Am Ende meiner Serie von Portraits aus Istanbul will ich eine kleine muslimische Predigt weitergeben, die uns
Cemal Uşak in der Schriftstellerstiftung gehalten hat. Ich ergänze sie um eine alte Erinnerung an eine ganz ähnlich lautende christliche Predigt, die ich vor Jahren hörte.
Cemal Uşak erzählte uns von der friedensstiftenden Mission der verschiedenen Gülen-Foren, zu denen man zunächst verfeindete Türken, später aber auch Gruppen anderer Länder eingeladen hat. Ja, sagte Cemal Bey, die Menschen kommen mit starken Überzeugungen und hart urteilenden Worten, und sie wollen dabei im Namen Gottes sprechen,
bismi Allahi wie es im Arabischen* heißt, wo das Reden
im Namen Gottes die beiden ersten Worte des Korans bildet. Nun sei es natürlich notwendig, daß in dieser Welt im Namen Gottes geredet wird, die Welt braucht Licht von Gott. Aber ungewiß ist, was genau Gott denn verlangt, daß es in seinem Namen geredet wird.
Eine Hilfe kann uns, sagte Cemal Bey, der erwähnte Anfang des Korans geben, der vollständig zitiert wie folgt lautet:
Bismi Allahi, al-rahmani, al-rahimi.
Im Namen Gottes, des Gnädigen, des Barmherzigen.Cemal Uşak fuhr fort: wenn unsere Worte
im Name Gottes gesprochen sein wollen, dann müssen wir uns als erstes befleißigen, daß diese Worte von seiner
Gnade und Barmherzigkeit getragen sind. Das schließt unversöhnliche und verurteilende Worte aus.
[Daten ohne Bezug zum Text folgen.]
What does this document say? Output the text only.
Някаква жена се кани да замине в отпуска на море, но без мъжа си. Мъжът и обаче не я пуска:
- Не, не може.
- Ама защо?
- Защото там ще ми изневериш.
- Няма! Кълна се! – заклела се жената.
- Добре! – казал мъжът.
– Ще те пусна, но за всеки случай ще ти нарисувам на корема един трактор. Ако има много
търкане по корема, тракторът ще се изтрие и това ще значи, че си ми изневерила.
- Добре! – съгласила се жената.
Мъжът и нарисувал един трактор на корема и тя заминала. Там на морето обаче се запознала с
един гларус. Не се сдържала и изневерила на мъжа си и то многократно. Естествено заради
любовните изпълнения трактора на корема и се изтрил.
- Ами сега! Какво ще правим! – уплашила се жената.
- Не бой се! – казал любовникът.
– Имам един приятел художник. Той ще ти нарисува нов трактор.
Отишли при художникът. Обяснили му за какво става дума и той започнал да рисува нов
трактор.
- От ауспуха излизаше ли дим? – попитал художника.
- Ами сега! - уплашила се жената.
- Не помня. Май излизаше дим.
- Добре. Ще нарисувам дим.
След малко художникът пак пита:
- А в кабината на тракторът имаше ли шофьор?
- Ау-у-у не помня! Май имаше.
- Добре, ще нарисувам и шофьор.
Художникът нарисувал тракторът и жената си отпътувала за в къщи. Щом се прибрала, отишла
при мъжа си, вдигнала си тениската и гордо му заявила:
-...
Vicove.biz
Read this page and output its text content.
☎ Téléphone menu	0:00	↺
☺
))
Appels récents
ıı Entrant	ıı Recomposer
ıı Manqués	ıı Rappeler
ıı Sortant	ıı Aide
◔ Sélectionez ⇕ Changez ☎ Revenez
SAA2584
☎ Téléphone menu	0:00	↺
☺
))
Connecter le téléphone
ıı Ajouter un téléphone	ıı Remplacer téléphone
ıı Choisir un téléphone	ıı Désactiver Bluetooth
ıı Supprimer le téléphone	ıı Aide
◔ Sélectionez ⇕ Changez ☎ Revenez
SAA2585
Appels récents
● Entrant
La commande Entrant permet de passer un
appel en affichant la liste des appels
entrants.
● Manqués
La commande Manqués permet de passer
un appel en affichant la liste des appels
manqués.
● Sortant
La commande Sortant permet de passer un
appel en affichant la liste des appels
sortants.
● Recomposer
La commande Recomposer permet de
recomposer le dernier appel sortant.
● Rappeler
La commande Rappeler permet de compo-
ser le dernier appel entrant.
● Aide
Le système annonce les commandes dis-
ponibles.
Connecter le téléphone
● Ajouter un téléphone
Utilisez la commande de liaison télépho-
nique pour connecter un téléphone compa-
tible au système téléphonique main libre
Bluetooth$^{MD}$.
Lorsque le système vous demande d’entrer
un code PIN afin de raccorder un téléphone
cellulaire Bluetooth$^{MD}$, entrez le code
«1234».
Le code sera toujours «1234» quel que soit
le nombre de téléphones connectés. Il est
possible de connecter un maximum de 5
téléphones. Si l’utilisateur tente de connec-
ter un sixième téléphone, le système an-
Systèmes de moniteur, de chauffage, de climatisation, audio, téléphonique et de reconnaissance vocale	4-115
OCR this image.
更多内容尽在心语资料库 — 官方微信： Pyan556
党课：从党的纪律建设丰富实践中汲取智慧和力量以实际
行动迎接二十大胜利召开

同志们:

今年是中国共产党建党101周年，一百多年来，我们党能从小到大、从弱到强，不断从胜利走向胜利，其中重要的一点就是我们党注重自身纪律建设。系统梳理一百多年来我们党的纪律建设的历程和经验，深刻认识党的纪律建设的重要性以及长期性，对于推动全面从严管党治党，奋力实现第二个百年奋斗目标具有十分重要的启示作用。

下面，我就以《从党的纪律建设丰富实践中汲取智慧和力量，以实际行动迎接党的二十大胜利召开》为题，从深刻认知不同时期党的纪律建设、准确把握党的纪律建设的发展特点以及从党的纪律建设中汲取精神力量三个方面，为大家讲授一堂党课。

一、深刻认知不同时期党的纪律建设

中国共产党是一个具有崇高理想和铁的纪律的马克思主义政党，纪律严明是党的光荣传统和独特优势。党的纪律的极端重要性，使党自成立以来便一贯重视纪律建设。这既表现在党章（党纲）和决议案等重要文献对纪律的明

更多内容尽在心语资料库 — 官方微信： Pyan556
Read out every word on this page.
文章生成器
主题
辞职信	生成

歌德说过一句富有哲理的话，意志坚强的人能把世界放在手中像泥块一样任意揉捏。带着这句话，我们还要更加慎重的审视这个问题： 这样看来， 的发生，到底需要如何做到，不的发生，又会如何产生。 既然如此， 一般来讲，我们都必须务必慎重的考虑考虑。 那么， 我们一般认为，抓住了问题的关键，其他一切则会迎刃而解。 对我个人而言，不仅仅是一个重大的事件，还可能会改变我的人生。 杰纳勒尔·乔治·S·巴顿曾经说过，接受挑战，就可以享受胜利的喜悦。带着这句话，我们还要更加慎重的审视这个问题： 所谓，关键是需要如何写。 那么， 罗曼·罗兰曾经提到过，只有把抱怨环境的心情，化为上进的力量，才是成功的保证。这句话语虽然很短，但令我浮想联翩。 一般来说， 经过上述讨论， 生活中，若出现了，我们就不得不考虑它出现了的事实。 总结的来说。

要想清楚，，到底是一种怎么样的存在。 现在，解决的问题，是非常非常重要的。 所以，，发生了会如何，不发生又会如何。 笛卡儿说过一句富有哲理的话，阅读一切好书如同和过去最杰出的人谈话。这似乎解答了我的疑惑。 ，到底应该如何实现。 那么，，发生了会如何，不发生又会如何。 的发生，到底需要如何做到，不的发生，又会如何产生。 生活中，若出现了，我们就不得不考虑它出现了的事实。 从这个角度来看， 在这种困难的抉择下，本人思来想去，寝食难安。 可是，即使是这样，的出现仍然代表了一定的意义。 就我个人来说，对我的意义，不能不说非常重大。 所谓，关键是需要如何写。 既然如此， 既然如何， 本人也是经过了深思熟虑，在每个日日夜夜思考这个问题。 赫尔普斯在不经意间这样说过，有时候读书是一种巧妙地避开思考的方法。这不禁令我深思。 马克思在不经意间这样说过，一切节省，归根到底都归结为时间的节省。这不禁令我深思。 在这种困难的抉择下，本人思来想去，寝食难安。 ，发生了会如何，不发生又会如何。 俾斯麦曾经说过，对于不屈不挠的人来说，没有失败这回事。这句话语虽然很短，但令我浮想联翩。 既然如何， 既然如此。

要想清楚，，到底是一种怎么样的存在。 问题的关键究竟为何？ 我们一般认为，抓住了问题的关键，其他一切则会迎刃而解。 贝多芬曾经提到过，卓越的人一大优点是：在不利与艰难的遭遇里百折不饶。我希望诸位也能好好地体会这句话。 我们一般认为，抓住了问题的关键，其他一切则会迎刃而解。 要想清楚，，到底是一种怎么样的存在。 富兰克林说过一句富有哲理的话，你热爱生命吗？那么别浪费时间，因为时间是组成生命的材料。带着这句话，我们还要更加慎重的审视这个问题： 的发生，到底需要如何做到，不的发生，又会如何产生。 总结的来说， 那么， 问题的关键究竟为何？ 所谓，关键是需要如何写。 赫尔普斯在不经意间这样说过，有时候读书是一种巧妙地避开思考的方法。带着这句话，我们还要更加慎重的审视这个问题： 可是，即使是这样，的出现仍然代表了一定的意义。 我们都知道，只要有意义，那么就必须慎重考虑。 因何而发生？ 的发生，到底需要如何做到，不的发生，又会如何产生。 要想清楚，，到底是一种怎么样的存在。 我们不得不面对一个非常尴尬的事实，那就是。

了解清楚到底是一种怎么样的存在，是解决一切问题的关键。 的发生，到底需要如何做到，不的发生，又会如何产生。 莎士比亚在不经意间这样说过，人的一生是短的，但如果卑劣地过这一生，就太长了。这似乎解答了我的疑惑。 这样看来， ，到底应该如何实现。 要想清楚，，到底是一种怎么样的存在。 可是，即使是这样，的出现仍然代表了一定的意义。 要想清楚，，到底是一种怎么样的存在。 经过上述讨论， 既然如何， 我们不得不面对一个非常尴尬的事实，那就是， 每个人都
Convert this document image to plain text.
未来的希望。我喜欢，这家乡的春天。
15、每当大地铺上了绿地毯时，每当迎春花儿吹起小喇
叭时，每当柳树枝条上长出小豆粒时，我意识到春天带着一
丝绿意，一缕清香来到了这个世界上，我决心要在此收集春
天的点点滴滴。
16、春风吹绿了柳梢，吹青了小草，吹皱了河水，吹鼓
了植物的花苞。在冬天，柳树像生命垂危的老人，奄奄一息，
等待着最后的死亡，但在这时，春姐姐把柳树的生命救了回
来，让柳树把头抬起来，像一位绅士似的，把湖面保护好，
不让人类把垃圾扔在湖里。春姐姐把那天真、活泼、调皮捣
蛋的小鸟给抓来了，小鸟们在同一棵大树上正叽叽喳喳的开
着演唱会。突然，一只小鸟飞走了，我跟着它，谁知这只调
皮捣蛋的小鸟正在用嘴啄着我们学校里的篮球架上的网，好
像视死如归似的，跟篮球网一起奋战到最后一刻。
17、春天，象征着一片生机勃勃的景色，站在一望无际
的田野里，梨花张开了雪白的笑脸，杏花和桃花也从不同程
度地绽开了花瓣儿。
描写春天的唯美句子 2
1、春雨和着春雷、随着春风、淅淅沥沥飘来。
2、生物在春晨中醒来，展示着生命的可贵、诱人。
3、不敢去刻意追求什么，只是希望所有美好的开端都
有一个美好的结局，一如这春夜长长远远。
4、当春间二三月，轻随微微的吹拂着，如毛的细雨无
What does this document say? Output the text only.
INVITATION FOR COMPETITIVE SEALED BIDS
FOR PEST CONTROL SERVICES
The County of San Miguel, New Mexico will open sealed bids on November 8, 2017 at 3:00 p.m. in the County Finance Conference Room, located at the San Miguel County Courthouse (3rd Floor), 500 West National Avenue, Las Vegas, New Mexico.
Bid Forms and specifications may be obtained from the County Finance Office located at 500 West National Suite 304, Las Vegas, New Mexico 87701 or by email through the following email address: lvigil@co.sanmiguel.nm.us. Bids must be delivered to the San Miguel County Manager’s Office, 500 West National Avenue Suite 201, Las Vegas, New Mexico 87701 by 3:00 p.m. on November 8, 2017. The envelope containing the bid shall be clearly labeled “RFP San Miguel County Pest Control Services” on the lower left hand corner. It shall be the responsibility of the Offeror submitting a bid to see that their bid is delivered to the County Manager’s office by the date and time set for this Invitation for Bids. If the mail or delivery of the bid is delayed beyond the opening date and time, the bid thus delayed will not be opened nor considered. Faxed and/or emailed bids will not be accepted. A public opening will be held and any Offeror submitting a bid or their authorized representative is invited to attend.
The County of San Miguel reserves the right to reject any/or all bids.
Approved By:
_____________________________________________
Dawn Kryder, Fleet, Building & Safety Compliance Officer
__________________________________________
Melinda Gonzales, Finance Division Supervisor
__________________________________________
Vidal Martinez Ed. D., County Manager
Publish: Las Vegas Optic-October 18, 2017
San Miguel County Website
Ähnlich hörte ich es vor vielen Jahren von einem jungen Pastor, der das unter Christen berühmte
Freuet euch in dem Herrn allewege.aus dem Philipperbrief (Kapitel 4,4) mit den gleich darauf folgenden Worten verband:
Eure Lindigkeit laßt kund sein allen Menschen! Der Herr ist nahe.
Auch der junge Pastor sagte: wir wollen gerne aus dem Wissen heraus reden, daß Jesus bald wiederkommt und das Ende aller Dinge nahe ist. Und wir werden dabei drohend und verurteilend. Aber derjenige, der weiß, daß das Ende aller Dinge wirklich nahe ist, soll dem Philipperwort folgen und seine
Lindigkeit (ein altes Lutherwort, das mittlerweile in der revidierten Lutherbibel durch das weniger farbige Wort
Güte ersetzt wurde) den Mitmenschen zeigen.
Cemal Uşak würde ergänzen: und damit die Gnade und Barmherzigkeit Gottes in der Welt aufleuchten lassen.
* im Hebräischen, wo sem oder schem „der Name“ bedeutet, würde es ganz ähnlich heißen b’schem elohim. Auch das rahmani / rahimi würde mit seinem Konsonantenstamm R-H-M, der im semitischen den umschließenden und bergenden Mutterleib anklingen läßt, im Hebräischen ähnlich lauten: rehem.